アウィルアウェイ (父ジャスタウェイ 戸崎圭太)
道中のポジションはどうしても後方になりがちだが、レース後半にはしぶとい末脚を繰り出すのが特徴。上がりのかかる前傾消耗戦がこの馬の得意展開。レース前半が下り坂で、直線が上り坂という当コースのレイアウトはいかにもこの馬にピッタリ。今年も激走の可能性を秘める存在。
ダノンスマッシュ (父ロードカナロア 川田将雅)
父ロードカナロアのように、レースへ出走する毎に力をつけていき、世界レベルのレースでも首位争いが可能なレベルに成長。今春の海外遠征でこそ結果は出なかったものの、昨年12月の香港スプリントでは完勝。香港競馬のスプリント界は世界でもトップクラスのレベルを誇るだけに、この勝利の価値は非常に高い。国内でも多数の重賞勝利を挙げているが、特に得意なのがこの中山1,200m。レース後半の末脚勝負があまり得意なタイプではないため、前半からペースが上がりやすく、後半は体力が必要な展開になりがちな当コースのレイアウトはいかにもこの馬向き。
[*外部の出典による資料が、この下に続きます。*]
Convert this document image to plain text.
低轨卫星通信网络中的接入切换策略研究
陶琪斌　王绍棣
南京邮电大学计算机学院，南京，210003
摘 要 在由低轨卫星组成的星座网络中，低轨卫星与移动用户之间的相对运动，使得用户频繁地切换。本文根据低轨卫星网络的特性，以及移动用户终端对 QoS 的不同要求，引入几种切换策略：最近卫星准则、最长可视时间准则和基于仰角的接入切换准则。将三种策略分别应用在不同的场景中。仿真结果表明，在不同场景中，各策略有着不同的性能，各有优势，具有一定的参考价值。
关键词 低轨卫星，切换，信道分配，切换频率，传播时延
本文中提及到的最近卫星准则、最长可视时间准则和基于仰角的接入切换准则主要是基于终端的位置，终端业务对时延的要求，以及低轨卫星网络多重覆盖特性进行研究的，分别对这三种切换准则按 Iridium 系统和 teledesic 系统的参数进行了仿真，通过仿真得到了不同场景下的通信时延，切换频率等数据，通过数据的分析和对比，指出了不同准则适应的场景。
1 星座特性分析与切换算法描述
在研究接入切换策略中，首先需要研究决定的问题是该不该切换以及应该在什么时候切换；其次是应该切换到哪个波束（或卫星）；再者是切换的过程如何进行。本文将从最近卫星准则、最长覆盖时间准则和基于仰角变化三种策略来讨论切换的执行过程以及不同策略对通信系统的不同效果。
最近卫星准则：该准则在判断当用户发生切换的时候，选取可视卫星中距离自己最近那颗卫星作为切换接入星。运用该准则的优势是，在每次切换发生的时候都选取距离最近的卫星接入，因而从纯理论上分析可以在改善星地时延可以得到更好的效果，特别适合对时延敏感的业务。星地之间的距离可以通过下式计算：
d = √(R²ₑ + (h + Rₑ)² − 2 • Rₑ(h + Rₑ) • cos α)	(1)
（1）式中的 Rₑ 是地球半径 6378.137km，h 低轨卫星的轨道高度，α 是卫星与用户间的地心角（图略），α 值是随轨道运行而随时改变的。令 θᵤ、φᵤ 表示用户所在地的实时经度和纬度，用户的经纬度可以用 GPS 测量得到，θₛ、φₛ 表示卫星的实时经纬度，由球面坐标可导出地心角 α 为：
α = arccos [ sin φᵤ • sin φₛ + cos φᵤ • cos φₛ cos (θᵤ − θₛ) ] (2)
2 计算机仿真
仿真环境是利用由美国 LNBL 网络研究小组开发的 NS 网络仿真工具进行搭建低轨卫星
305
ここも安定して首位争いが見込める存在。
ロードアクア (父ロードカナロア 田中健騎手)
先行策を打っての粘り込みがスタイルで、中団以降に控える形では力を出し切れていないのが現状の成績。GⅠの今回は当然、非常に強力な先行馬が複数揃っているメンバー構成。この馬が理想通りの競馬に持ち込むには少々難しいレースとなるだけに、苦戦を強いられそう。
モズスーパーフレア (父Speightstown 松若風馬)
時には前半3ハロンを32秒台前半という超が付くほどのハイペースで先行出来る、極めてテンのスピードが速い逃げ馬。先手を奪おうという意思がある以上はハナに立てるだろうが、問題はそのペースでゴールまでしっかりと粘り込めるかどうか。実際、昨年のスプリンターズSではビアンフェと共に先行した結果、直線では余力がなくなっての⑩着敗戦。今年も同様のライバルが出走してくるだけに、他馬がハナを譲って単騎逃げの形に持ち込めるようなことがあれば、勝ち負けに持ち込んでも不思議はない。
高松宮記念を香港からの休み明けで制したようにフレッシュな状態で臨むのがベストなダノンスマッシュが本命。昨年後塵を排したグランアレグリアがいない今回は負けられない一戦。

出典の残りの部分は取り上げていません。